Question

A block is suspended with the help of a frame made up of four tight rods each of length l. The mass of block is m. The block is kept in equilibrium by applying two forces \[{{F}_{0}}\]as shown in the figure. Find the time period of small vertical oscillations. In equilibrium rods make angle \[{{30}^{0}}\] with the vertical.
                         

\[\begin{align}
  & \text{A) 2}\pi \sqrt{\dfrac{3l}{g}} \\
 & \text{B) 2}\pi \sqrt{\dfrac{\sqrt{3}l}{4g}} \\
 & \text{C) 2}\pi \sqrt{\dfrac{\sqrt{3}l}{2g}} \\
 & \text{D) }\text{2}\pi \sqrt{\dfrac{3l}{\sqrt{2}g}} \\
\end{align}\]

Answer 1

Hint: We need to find the time period of oscillation of the system as given in the problem. We can find the effective length of the rods that will be affected by the oscillation due to the force provided at the two opposite sides of the frame as per the question.

Complete step by step solution:
We are given a situation in which four rigid rods, each of length ‘l’ are made into frame as shown in the figure. A block of mass ‘m’ hangs vertically downwards supported by the frame of rods. We need to evaluate the time period of the vertical oscillation of the system balanced horizontally by the opposite forces.
We can find the effective force which balances the system. We know that the system is balanced when the vertical angle is \[{{30}^{0}}\]. The vertical force balancing the mass of block is given as –
\[2{{F}_{0}}\cos \theta =mg\]
                     

\[\begin{align}
  & \text{but,} \\
 & \theta ={{30}^{0}} \\
 & \Rightarrow {{F}_{0}}=\dfrac{mg}{\sqrt{3}} \\
\end{align}\]
Now, we can find the effective length of the frame which undergoes the vertical oscillation due to the forces acting.
The given rhombus will have an effective vertical length along the line of force in vertical direction when the system is at equilibrium is given as –
\[\begin{align}
  & {{l}_{eff}}=l\cos \theta \\
 & \theta ={{30}^{0}} \\
 & \Rightarrow {{l}_{eff}}=l\dfrac{\sqrt{3}}{2} \\
 & \Rightarrow {{l}_{eff}}=\dfrac{\sqrt{3}l}{2} \\
\end{align}\]
Now, we can find the time period of the vertical oscillation as –
\[\begin{align}
  & T=2\pi \sqrt{\dfrac{{{l}_{eff}}}{g}} \\
 & \therefore T=2\pi \sqrt{\dfrac{\sqrt{3}l}{2g}} \\
\end{align}\]
The time period of oscillation is found to be \[T=2\pi \sqrt{\dfrac{\sqrt{3}l}{2g}}\].

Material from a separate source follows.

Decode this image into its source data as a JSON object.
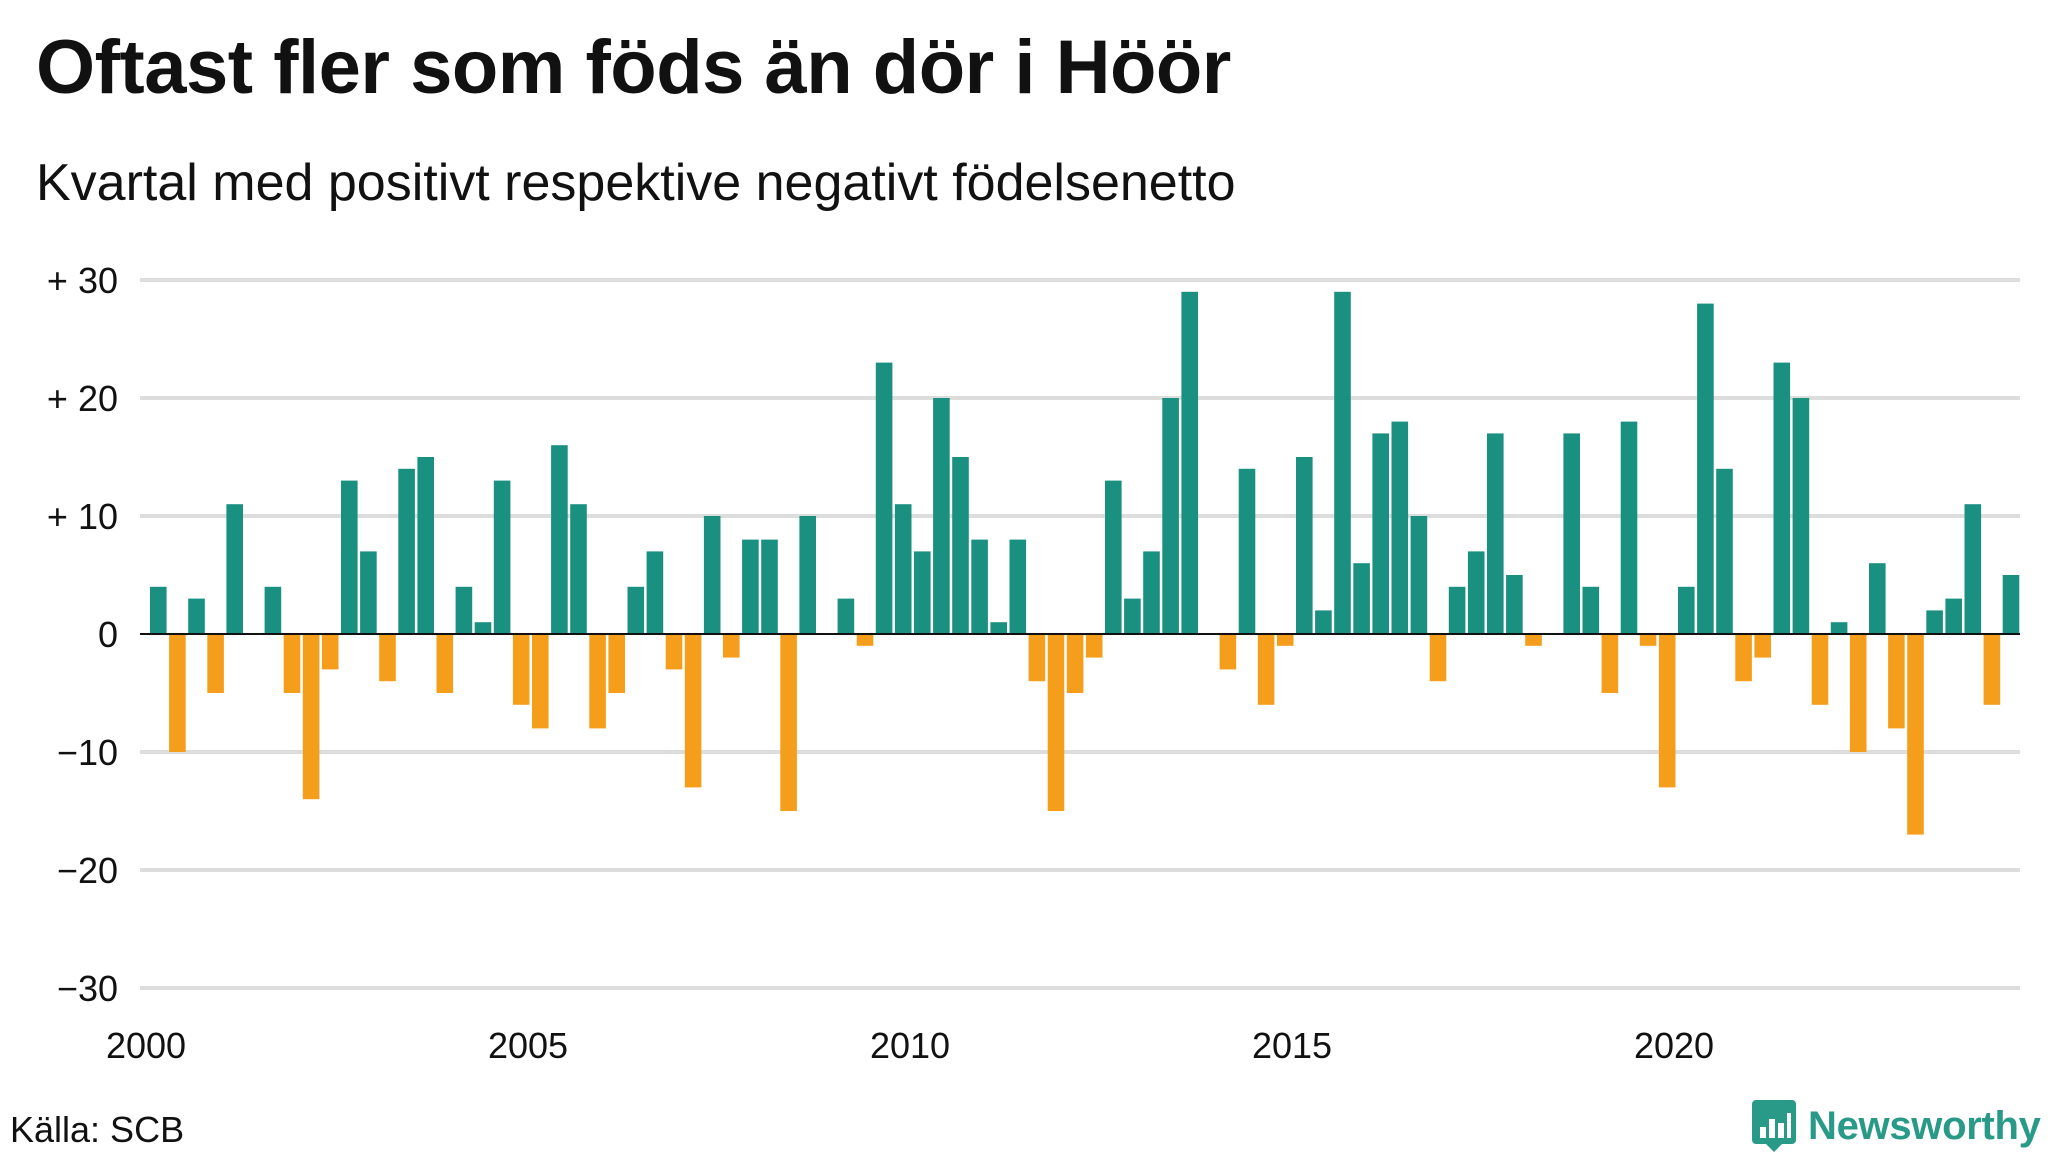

So, the correct answer is “Option C”.

Note: The force acting on the mass to keep it balanced by horizontal forces will be in equilibrium in horizontal. But the vertical stability will not be attained in normal situations. The vertical oscillation is the result of this instability in the vertical direction.